The Lead: Problems in Pakistan
Pakistan is facing an uncertain future. The economy is struggling, complete with a plummeting Pakistani rupee. Recent leadership changes are efforts to fix that. Right?
After a no-confidence vote ousted Prime Minister Imran Khan from office, tens of thousands of his supporters marched in protest. Young protestors dominated the crowds because they make up the majority of his support. But Khan lost support from the military, which controls the country’s foreign and defense policy. And (seemingly) everything else. That, along with the economy, seems to have led to his downfall.
Parliament elected Shehbaz Sharif Monday to step in as Prime Minister until general elections in 2023. Sharif is the brother of three-time Pakistani Prime Minister Nawaz Sharif. Shehbaz, unlike his brother, has good relations with the military, which should not be a surprise at this point. He also wants better ties with the U.S., India, and China.
Following Sharif’s election, over 100 lawmakers resigned in protest, which means there need to be more elections in the next two months.
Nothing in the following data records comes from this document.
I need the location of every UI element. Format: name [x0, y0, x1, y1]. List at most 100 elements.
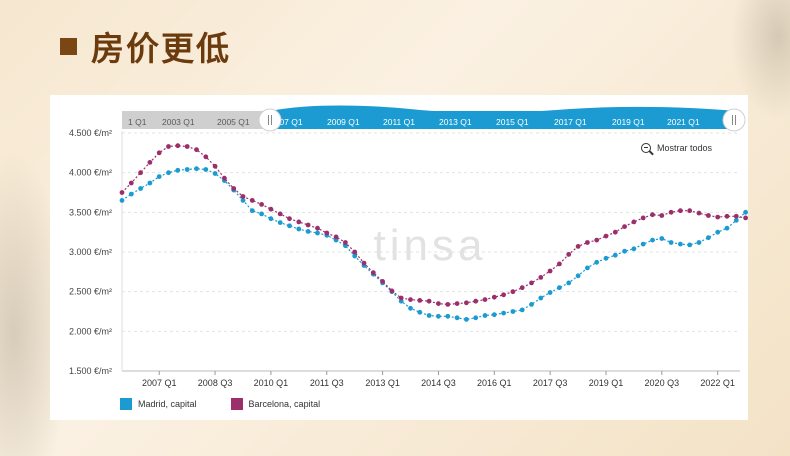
- data-point[interactable]: [445, 313, 451, 319]
- data-point[interactable]: [464, 300, 469, 306]
- data-point[interactable]: [631, 246, 637, 252]
- data-point[interactable]: [650, 237, 655, 243]
- data-point[interactable]: [249, 208, 255, 214]
- data-point[interactable]: [454, 315, 460, 321]
- data-point[interactable]: [352, 253, 358, 259]
- legend-item-barcelona[interactable]: Barcelona, capital: [230, 398, 320, 410]
- data-point[interactable]: [333, 234, 339, 240]
- data-point[interactable]: [501, 310, 506, 316]
- data-point[interactable]: [268, 216, 274, 222]
- data-point[interactable]: [473, 315, 479, 321]
- data-point[interactable]: [166, 144, 171, 149]
- data-point[interactable]: [454, 301, 460, 306]
- data-point[interactable]: [315, 225, 320, 231]
- data-point[interactable]: [473, 298, 479, 304]
- data-point[interactable]: [464, 317, 469, 322]
- data-point[interactable]: [296, 226, 302, 232]
- data-point[interactable]: [594, 259, 600, 265]
- data-point[interactable]: [156, 150, 162, 156]
- data-point[interactable]: [687, 242, 693, 248]
- data-point[interactable]: [222, 175, 227, 181]
- data-point[interactable]: [240, 194, 246, 199]
- data-point[interactable]: [166, 170, 171, 176]
- data-point[interactable]: [575, 244, 581, 249]
- data-point[interactable]: [566, 252, 572, 257]
- data-point[interactable]: [408, 305, 413, 311]
- data-point[interactable]: [482, 297, 488, 302]
- data-point[interactable]: [305, 222, 311, 228]
- data-point[interactable]: [426, 313, 432, 318]
- data-point[interactable]: [380, 279, 385, 284]
- data-point[interactable]: [743, 209, 748, 215]
- data-point[interactable]: [194, 147, 199, 153]
- data-point[interactable]: [678, 208, 683, 214]
- data-point[interactable]: [296, 219, 302, 225]
- data-point[interactable]: [361, 260, 367, 266]
- data-point[interactable]: [566, 280, 572, 286]
- data-point[interactable]: [603, 255, 609, 261]
- data-point[interactable]: [733, 213, 739, 219]
- data-point[interactable]: [194, 166, 199, 172]
- data-point[interactable]: [287, 216, 292, 222]
- data-point[interactable]: [138, 186, 143, 191]
- range-navigator[interactable]: 1 Q1 2003 Q1 2005 Q1 2007 Q1 2009 Q1 2011 Q1 2…: [122, 105, 746, 132]
- data-point[interactable]: [585, 265, 590, 271]
- data-point[interactable]: [343, 240, 348, 245]
- data-point[interactable]: [659, 213, 665, 218]
- data-point[interactable]: [696, 240, 702, 245]
- data-point[interactable]: [277, 220, 283, 225]
- data-point[interactable]: [650, 212, 655, 218]
- data-point[interactable]: [724, 213, 730, 219]
- data-point[interactable]: [743, 215, 748, 221]
- data-point[interactable]: [585, 240, 590, 245]
- data-point[interactable]: [715, 229, 721, 235]
- data-point[interactable]: [417, 309, 423, 315]
- data-point[interactable]: [547, 290, 553, 295]
- data-point[interactable]: [417, 298, 423, 303]
- data-point[interactable]: [622, 224, 627, 230]
- data-point[interactable]: [184, 144, 190, 149]
- data-point[interactable]: [436, 313, 441, 319]
- data-point[interactable]: [156, 174, 162, 179]
- data-point[interactable]: [706, 235, 711, 241]
- data-point[interactable]: [491, 312, 497, 318]
- data-point[interactable]: [389, 288, 395, 294]
- data-point[interactable]: [557, 285, 562, 291]
- data-point[interactable]: [268, 206, 274, 212]
- data-point[interactable]: [203, 167, 209, 172]
- data-point[interactable]: [612, 252, 618, 258]
- data-point[interactable]: [612, 229, 618, 235]
- data-point[interactable]: [305, 229, 311, 234]
- data-point[interactable]: [519, 307, 525, 313]
- data-point[interactable]: [510, 309, 516, 314]
- data-point[interactable]: [696, 210, 702, 216]
- data-point[interactable]: [687, 208, 693, 214]
- data-point[interactable]: [668, 209, 674, 215]
- data-point[interactable]: [510, 289, 516, 295]
- data-point[interactable]: [733, 217, 739, 223]
- data-point[interactable]: [491, 294, 497, 300]
- data-point[interactable]: [529, 302, 534, 307]
- zoom-reset-button[interactable]: Mostrar todos: [641, 140, 712, 156]
- data-point[interactable]: [482, 313, 488, 318]
- data-point[interactable]: [119, 198, 125, 203]
- data-point[interactable]: [715, 214, 721, 220]
- data-point[interactable]: [436, 301, 441, 306]
- data-point[interactable]: [259, 211, 264, 217]
- data-point[interactable]: [249, 198, 255, 203]
- data-point[interactable]: [240, 198, 246, 203]
- data-point[interactable]: [724, 225, 730, 231]
- data-point[interactable]: [426, 298, 432, 304]
- data-point[interactable]: [519, 285, 525, 291]
- data-point[interactable]: [175, 143, 181, 149]
- data-point[interactable]: [184, 167, 190, 172]
- data-point[interactable]: [398, 295, 404, 301]
- data-point[interactable]: [603, 233, 609, 239]
- data-point[interactable]: [352, 249, 358, 255]
- data-point[interactable]: [659, 236, 665, 241]
- data-point[interactable]: [212, 163, 218, 169]
- data-point[interactable]: [147, 180, 153, 186]
- data-point[interactable]: [640, 215, 646, 221]
- data-point[interactable]: [501, 292, 506, 298]
- data-point[interactable]: [119, 190, 125, 195]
The election commission might not be ready for that, which could bring a whole other crisis down on the country.
Khan is convinced that “a man sitting in London,” the U.S., and others orchestrated his removal. They didn’t like his foreign policy choices, he says, which included a meeting with Putin on February 24, the day Russia invaded Ukraine.
“Attempts are being made through foreign money to change the government in Pakistan. Our people are being used. Mostly inadvertently, but some people are using money against us,” Khan said at a rally last month.
So, is Khan right? Or is the government upheaval a good thing? And who are we to decide? It is very hard to have an opinion on this from the outside, but we will keep watching and learning.